タイ警察がまとめた2022年の犯罪統計速報によると、殺人・傷害致死事件(未遂含む)は3381件、強制性交等事件は1621件、盗難事件等は2万4851件だった。また銃器・爆発物関連の事件では11万2993人、薬物犯罪では36万8752人が検挙された。タイでは薬物や銃器の氾濫などの要因から、日本と比べて高い水準で凶悪犯罪が発生しており、外務省は海外安全ホームページで注意を呼びかけている。
また首都バンコクでは、2021年中旬ごろから反政府デモが頻繁に発生。治安当局とデモ隊との間で激しい衝突が見られ、銃撃による負傷者も確認されているため、警戒が必要だとしている。
犯罪の発生場所について、バンコクでは特に旅行者が集まる観光スポットや繁華街、デパートなどの大型商業施設周辺、若い単独旅行者が利用するゲストハウス(安宿)周辺で多発している。チェンマイ市内でも、旧市街を中心に旅行者を狙った犯罪が発生しており、外務省は「夜の繁華街では十分な注意が必要であり、不用意に狭い路地へ入り込むことは危険」と呼びかけている。
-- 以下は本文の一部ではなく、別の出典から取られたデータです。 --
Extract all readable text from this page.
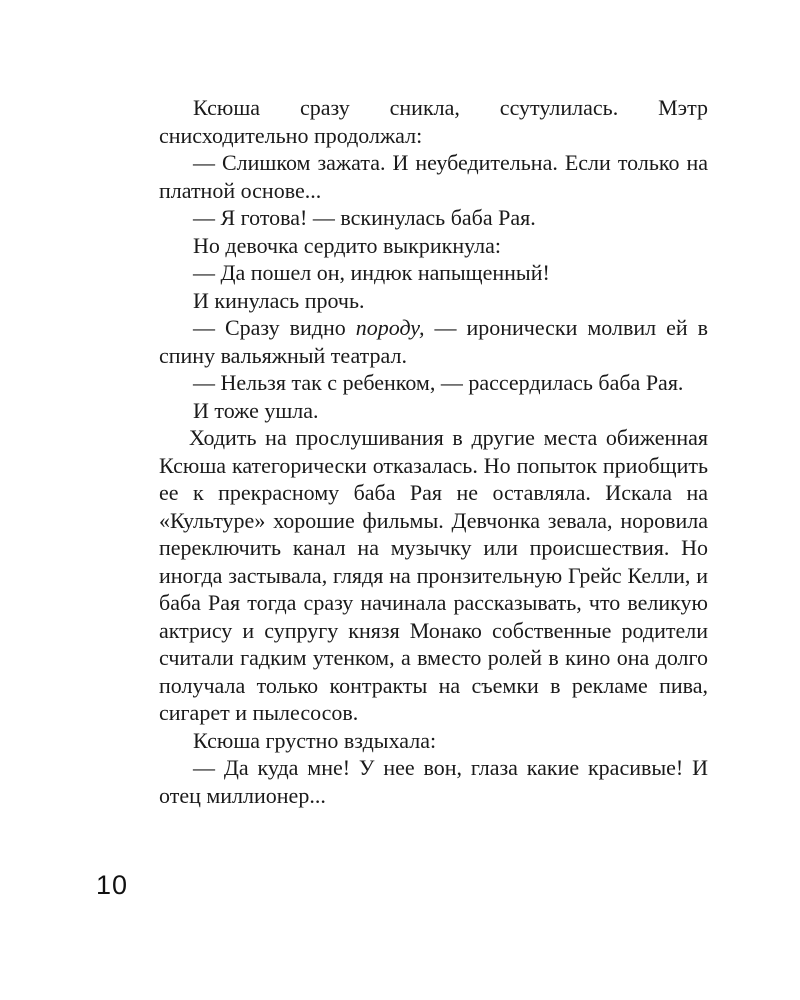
Ксюша сразу сникла, ссутулилась. Мэтр снисходительно продолжал:

— Слишком зажата. И неубедительна. Если только на платной основе...

— Я готова! — вскинулась баба Рая.

Но девочка сердито выкрикнула:

— Да пошел он, индюк напыщенный!

И кинулась прочь.

— Сразу видно породу, — иронически молвил ей в спину вальяжный театрал.

— Нельзя так с ребенком, — рассердилась баба Рая.

И тоже ушла.

Ходить на прослушивания в другие места обиженная Ксюша категорически отказалась. Но попыток приобщить ее к прекрасному баба Рая не оставляла. Искала на «Культуре» хорошие фильмы. Девчонка зевала, норовила переключить канал на музычку или происшествия. Но иногда застывала, глядя на пронзительную Грейс Келли, и баба Рая тогда сразу начинала рассказывать, что великую актрису и супругу князя Монако собственные родители считали гадким утенком, а вместо ролей в кино она долго получала только контракты на съемки в рекламе пива, сигарет и пылесосов.

Ксюша грустно вздыхала:

— Да куда мне! У нее вон, глаза какие красивые! И отец миллионер...

10
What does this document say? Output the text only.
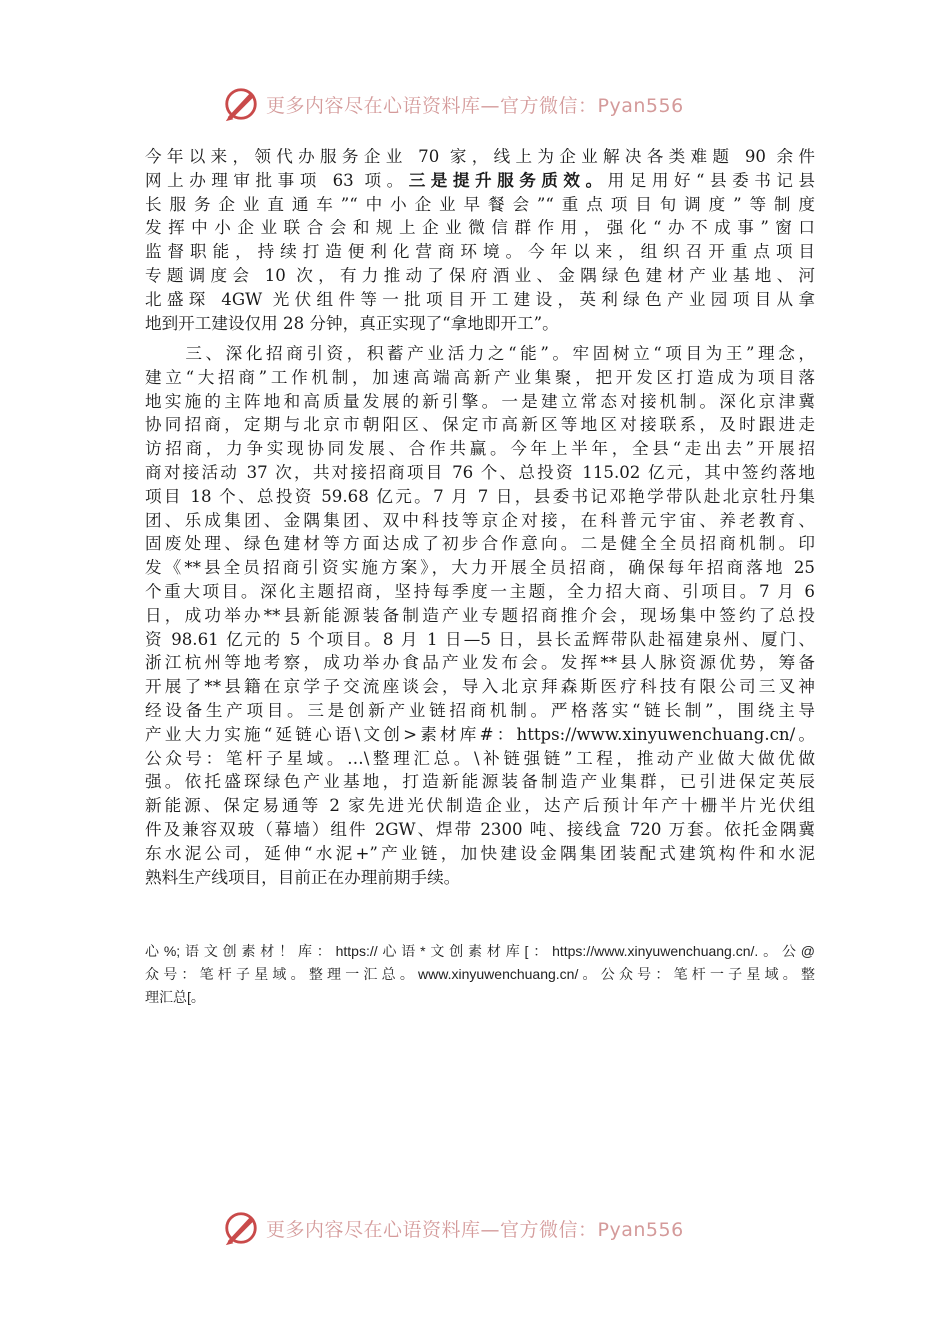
更多内容尽在心语资料库—官方微信：Pyan556
今年以来，领代办服务企业 70 家，线上为企业解决各类难题 90 余件
网上办理审批事项 63 项。三是提升服务质效。用足用好“县委书记县
长服务企业直通车”“中小企业早餐会”“重点项目旬调度”等制度
发挥中小企业联合会和规上企业微信群作用，强化“办不成事”窗口
监督职能，持续打造便利化营商环境。今年以来，组织召开重点项目
专题调度会 10 次，有力推动了保府酒业、金隅绿色建材产业基地、河
北盛琛 4GW 光伏组件等一批项目开工建设，英利绿色产业园项目从拿
地到开工建设仅用 28 分钟，真正实现了“拿地即开工”。
　　三、深化招商引资，积蓄产业活力之“能”。牢固树立“项目为王”理念，
建立“大招商”工作机制，加速高端高新产业集聚，把开发区打造成为项目落
地实施的主阵地和高质量发展的新引擎。一是建立常态对接机制。深化京津冀
协同招商，定期与北京市朝阳区、保定市高新区等地区对接联系，及时跟进走
访招商，力争实现协同发展、合作共赢。今年上半年，全县“走出去”开展招
商对接活动 37 次，共对接招商项目 76 个、总投资 115.02 亿元，其中签约落地
项目 18 个、总投资 59.68 亿元。7 月 7 日，县委书记邓艳学带队赴北京牡丹集
团、乐成集团、金隅集团、双中科技等京企对接，在科普元宇宙、养老教育、
固废处理、绿色建材等方面达成了初步合作意向。二是健全全员招商机制。印
发《**县全员招商引资实施方案》，大力开展全员招商，确保每年招商落地 25
个重大项目。深化主题招商，坚持每季度一主题，全力招大商、引项目。7 月 6
日，成功举办**县新能源装备制造产业专题招商推介会，现场集中签约了总投
资 98.61 亿元的 5 个项目。8 月 1 日—5 日，县长孟辉带队赴福建泉州、厦门、
浙江杭州等地考察，成功举办食品产业发布会。发挥**县人脉资源优势，筹备
开展了**县籍在京学子交流座谈会，导入北京拜森斯医疗科技有限公司三叉神
经设备生产项目。三是创新产业链招商机制。严格落实“链长制”，围绕主导
产业大力实施“延链心语\文创>素材库#：https://www.xinyuwenchuang.cn/。
公众号：笔杆子星域。…\整理汇总。\补链强链”工程，推动产业做大做优做
强。依托盛琛绿色产业基地，打造新能源装备制造产业集群，已引进保定英辰
新能源、保定易通等 2 家先进光伏制造企业，达产后预计年产十栅半片光伏组
件及兼容双玻（幕墙）组件 2GW、焊带 2300 吨、接线盒 720 万套。依托金隅冀
东水泥公司，延伸“水泥+”产业链，加快建设金隅集团装配式建筑构件和水泥
熟料生产线项目，目前正在办理前期手续。
心%;语文创素材！库：https://心语*文创素材库[：https://www.xinyuwenchuang.cn/.。公@
众号：笔杆子星域。整理一汇总。www.xinyuwenchuang.cn/。公众号：笔杆一子星域。整
理汇总[。
更多内容尽在心语资料库—官方微信：Pyan556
日本人が巻き込まれる被害の多くは窃盗・詐欺で、2022年には東南アジアからの旅行者を装った女性(又は女装した男性)が、日本人男性に英語や片言の日本語で声をかけ、金をだまし取る詐欺被害が報告されている。タクシーや三輪タクシー(トゥクトゥク)の運転手など初対面の人から声をかけられ、安易に話に乗って詐欺等の被害に遭うケースも多発しているという。
他にもカラオケ店でのぼったくり被害や、「交際していたタイ人に宝石をプレゼントしたが、その後、連絡が取れない」、「結婚を前提に交際していたタイ人に家や土地、車購入の資金を渡したが、逃げられた」などの男女間のトラブルも報告されている。
外務省は、タイは諸外国と比べて安全なイメージがあるものの、法制度、文化的背景、風俗習慣など日本とは異なることを常に意識するよう呼びかけている。